A Critique of Anthony Townsend’s Smart Cities: Big Data, civic hackers, and the quest for a new utopia
Anthony Townsend’s Smart Cities looks at the forces that have helped build the concept of these highly technological communities of today. An urban planner and technology expert by profession, smart cities are the result of the advancements in ICT, the need to decrease one’s carbon footprint and create sustainable communities subsisting on adequate resources. The author takes on a historical viewpoint of the concept, how world events, natural and man-made disturbances, and increasing urbanization have helped (or pushed) societies to move towards embracing technology to make better communities. In the end, Townsend goes on to say that: “The key goal of establishing smart cities is to get people thinking about the risks of letting big tech companies design future cities” (Townsend, 2013).
Townsend gave the city of Songdo as the primary example of a smart city that was recently created by South Korea. Built from scratch by Koreans in 2009, the Songdo International Business District (IBD) sits on 1,500 acres of reclaimed land that was part of the country’s stimulus package to revive South Korea’s floundering economy. The whole city is identified as the “world’s largest experiment in urban automation”, with several sensors installed in the roads, electrical grids, and water system “to precisely track, respond to, and even predict the flow of people and material” (Ibid.). The city is literally run on information that only demonstrates Korea’s technological prowess.
Is it what we REALLY need?
Are smart cities what we really need? Yes and no. Critics have questioned smart city initiatives already developed by other countries today. Besides Songdo, Abu Dhabi is also building its own smart city, Masdar City, which will be completed in 2025. Greenfield (2006) was against the creation of smart cities and proposed the development of current cities instead. Smedley (2013) also supported the view that given the widespread and comprehensive nature of the development of smart cities, the technology used may become outdated by the time the whole project is completed.
On the other end of the spectrum that support smart cities are those who support the view of retrofitting existing communities. Greenfield has advocated the retrofitting movement, explaining:
“We do need a radical new approach, but the radical new approach may be hiding right under our noses. Retrofitting means an acknowledgment of and an adaptation to reality. Habits and patterns of sociability change—we cannot begin to know, when we layout a plan for a new city, what use people are going to make of it. The street literally does find its own use for things” (Greenfield, 2013).
Eames (2013) asserted that the focus should be on building sustainable communities that aim to reduce carbon emissions through the efficient use of water, energy, and waste resources. Smedley maintained that governments should build and support existing cities to respond to technological and environmental challenges.
While most countries have already taken the effort to upgrade its mobile/IT system to compete with world standards, these upgrades are small and are not yet entirely connected. By investing more on these existing communities where population is higher, it will create more impact.
The purpose of creating smart cities is not to build a technological utopia, but rather to build a better community that has less carbon footprint and more efficiency in the delivery of services.

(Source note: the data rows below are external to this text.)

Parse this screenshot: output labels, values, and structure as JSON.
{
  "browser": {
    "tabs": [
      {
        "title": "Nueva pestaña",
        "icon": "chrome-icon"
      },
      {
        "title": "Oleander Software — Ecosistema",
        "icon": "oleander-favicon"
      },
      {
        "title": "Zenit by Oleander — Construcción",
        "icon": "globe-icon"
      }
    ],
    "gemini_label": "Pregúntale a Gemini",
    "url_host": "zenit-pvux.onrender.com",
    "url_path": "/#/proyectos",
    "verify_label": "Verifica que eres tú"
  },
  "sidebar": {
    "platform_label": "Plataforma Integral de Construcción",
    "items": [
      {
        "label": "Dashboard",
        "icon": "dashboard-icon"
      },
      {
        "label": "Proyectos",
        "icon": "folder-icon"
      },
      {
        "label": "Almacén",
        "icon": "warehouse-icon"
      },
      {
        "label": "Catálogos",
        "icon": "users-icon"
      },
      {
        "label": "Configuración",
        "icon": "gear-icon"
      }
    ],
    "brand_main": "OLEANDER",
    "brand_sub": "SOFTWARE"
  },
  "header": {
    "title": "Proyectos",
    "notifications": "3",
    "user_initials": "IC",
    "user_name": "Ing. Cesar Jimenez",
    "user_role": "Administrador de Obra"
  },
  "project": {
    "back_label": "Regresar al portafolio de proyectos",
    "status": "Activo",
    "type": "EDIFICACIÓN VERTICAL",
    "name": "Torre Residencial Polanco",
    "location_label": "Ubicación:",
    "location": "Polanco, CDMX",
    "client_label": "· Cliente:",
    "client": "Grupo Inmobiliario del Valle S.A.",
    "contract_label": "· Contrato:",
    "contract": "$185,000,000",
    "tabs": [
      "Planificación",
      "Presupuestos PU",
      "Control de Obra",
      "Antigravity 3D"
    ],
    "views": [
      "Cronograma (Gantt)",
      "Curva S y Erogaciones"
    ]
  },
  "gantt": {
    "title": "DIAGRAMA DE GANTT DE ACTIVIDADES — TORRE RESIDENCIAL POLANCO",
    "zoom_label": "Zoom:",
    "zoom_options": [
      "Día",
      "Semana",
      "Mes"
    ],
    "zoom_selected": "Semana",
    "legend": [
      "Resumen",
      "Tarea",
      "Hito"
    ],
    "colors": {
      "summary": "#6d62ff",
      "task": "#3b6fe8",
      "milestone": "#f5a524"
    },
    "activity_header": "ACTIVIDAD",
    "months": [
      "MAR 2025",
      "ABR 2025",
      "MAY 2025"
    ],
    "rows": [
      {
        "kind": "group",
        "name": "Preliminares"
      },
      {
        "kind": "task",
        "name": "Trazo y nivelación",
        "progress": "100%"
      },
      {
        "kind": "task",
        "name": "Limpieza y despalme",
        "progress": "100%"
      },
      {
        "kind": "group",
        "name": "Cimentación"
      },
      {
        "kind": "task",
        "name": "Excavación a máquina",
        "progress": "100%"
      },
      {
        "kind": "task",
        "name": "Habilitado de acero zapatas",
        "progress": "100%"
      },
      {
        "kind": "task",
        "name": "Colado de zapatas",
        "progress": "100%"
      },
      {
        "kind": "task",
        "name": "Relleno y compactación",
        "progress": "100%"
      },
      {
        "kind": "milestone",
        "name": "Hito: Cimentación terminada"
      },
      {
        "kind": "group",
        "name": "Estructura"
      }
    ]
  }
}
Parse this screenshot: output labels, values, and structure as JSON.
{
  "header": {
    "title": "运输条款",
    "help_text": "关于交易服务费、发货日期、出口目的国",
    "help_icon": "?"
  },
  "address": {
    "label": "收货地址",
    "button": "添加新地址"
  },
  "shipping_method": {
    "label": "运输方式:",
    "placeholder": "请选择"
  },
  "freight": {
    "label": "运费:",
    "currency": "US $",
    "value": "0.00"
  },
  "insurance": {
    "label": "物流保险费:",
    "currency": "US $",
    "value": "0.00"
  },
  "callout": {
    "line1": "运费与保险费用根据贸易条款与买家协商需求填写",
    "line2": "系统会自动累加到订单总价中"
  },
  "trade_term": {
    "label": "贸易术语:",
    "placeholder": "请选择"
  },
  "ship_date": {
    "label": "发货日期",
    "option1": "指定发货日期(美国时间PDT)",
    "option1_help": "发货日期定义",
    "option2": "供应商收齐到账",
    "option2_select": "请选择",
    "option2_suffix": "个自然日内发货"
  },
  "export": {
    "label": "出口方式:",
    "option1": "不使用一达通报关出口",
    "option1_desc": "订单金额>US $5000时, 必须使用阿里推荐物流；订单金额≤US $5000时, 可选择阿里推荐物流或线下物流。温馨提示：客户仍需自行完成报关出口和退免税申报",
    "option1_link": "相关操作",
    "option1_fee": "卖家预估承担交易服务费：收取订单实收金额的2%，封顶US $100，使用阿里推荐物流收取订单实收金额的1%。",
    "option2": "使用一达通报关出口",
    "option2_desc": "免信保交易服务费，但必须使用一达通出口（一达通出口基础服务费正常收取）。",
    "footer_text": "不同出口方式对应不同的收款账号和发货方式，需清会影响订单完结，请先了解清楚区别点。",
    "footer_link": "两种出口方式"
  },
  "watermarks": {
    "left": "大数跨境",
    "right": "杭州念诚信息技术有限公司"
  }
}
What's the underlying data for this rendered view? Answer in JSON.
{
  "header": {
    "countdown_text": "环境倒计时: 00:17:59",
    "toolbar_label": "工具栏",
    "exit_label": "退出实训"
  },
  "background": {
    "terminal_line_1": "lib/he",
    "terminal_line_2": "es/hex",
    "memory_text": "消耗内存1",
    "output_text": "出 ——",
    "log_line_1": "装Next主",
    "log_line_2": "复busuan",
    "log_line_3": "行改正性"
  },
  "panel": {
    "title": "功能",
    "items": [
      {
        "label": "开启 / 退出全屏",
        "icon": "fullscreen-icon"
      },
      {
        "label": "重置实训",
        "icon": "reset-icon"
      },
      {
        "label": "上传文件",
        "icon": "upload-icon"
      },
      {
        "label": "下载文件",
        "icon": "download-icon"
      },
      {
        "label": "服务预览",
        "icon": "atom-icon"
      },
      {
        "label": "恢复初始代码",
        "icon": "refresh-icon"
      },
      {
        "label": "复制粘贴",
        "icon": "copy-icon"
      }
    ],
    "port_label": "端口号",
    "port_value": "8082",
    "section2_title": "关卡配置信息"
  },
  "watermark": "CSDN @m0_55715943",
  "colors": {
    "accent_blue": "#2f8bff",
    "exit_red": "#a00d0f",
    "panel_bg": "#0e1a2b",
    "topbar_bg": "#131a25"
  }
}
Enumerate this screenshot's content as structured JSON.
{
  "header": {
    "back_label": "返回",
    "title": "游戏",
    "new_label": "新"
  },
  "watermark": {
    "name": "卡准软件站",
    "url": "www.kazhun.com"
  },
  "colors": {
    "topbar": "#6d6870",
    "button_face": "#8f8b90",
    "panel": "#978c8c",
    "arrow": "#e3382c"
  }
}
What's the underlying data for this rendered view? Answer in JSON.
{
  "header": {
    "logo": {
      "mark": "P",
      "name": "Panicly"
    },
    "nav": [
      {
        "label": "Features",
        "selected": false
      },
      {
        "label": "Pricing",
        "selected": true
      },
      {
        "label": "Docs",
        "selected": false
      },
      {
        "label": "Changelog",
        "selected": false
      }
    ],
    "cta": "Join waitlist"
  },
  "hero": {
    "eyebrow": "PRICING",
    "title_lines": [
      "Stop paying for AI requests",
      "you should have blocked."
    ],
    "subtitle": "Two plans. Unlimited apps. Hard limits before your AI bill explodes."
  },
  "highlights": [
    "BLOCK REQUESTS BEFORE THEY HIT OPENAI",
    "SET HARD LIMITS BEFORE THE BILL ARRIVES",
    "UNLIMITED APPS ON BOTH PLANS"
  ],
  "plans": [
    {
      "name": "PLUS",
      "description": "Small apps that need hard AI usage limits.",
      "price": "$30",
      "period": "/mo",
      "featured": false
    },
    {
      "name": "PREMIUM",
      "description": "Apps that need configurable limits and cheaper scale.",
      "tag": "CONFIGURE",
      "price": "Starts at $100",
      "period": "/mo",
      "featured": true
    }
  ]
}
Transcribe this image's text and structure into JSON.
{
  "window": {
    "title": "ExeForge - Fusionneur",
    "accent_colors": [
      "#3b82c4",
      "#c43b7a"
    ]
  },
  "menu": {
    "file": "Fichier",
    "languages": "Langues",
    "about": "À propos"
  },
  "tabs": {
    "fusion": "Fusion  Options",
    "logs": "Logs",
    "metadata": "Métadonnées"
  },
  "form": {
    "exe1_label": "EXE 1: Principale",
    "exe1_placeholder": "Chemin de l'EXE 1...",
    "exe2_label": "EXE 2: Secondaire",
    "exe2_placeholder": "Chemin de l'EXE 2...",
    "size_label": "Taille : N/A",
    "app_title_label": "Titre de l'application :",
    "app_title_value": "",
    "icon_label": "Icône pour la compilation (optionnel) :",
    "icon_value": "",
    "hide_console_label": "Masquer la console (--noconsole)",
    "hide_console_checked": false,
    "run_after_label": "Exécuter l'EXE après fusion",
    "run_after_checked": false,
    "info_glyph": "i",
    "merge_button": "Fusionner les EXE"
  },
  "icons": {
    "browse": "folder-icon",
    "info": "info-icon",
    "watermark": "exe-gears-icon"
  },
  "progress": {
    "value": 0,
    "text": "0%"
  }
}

It requires a comprehensive ICT master plan that will focus on the areas of governance, policy framework, environment, economy and the community. Underlying these areas include hardware/infrastructure and know-how of people in using such technology.
In the end, one thing is clear: society is changing and urbanization is growing at a rapid pace. Energy, water, and food resources are becoming scarce and will require effective management and utilization of these resources. Smart cities offer a plausible (and ideal) solution to lessening the environmental impact of an increasing world population, however small or insignificant it may be compared to the size of the world population today. Moreover, its perceived success may provide a test bed for existing cities to follow suit by retrofitting or working on small-scale technological improvements that may likewise provide a similar impact on the community. The future is ours for the taking, and the future is now.
Townsend’s book is a fascinating read on how societies are envisioned in the future. It is much like Disney’s Tomorrowland: “Here you leave today and enter the world of yesterday, tomorrow and fantasy.” Some societies are already there, some almost there, but most of them can only hope to be there.
Eames, M. e. (2013). Retrofit City Futures: Visions for Urban Sustainability. Retrieved from Retrofit 2050: http://www.retrofit2050.org.uk/sites/default/files/resources/Visionsreportfinal.pdf
Greenfield, A. (2013). The City is Here For You to Use. New York: Verso Publishing.
Townsend, A. (2013). Smart Cities: Big Data, civic hackers, and the quest for a new utopia. New York: W.W. Norton & Company.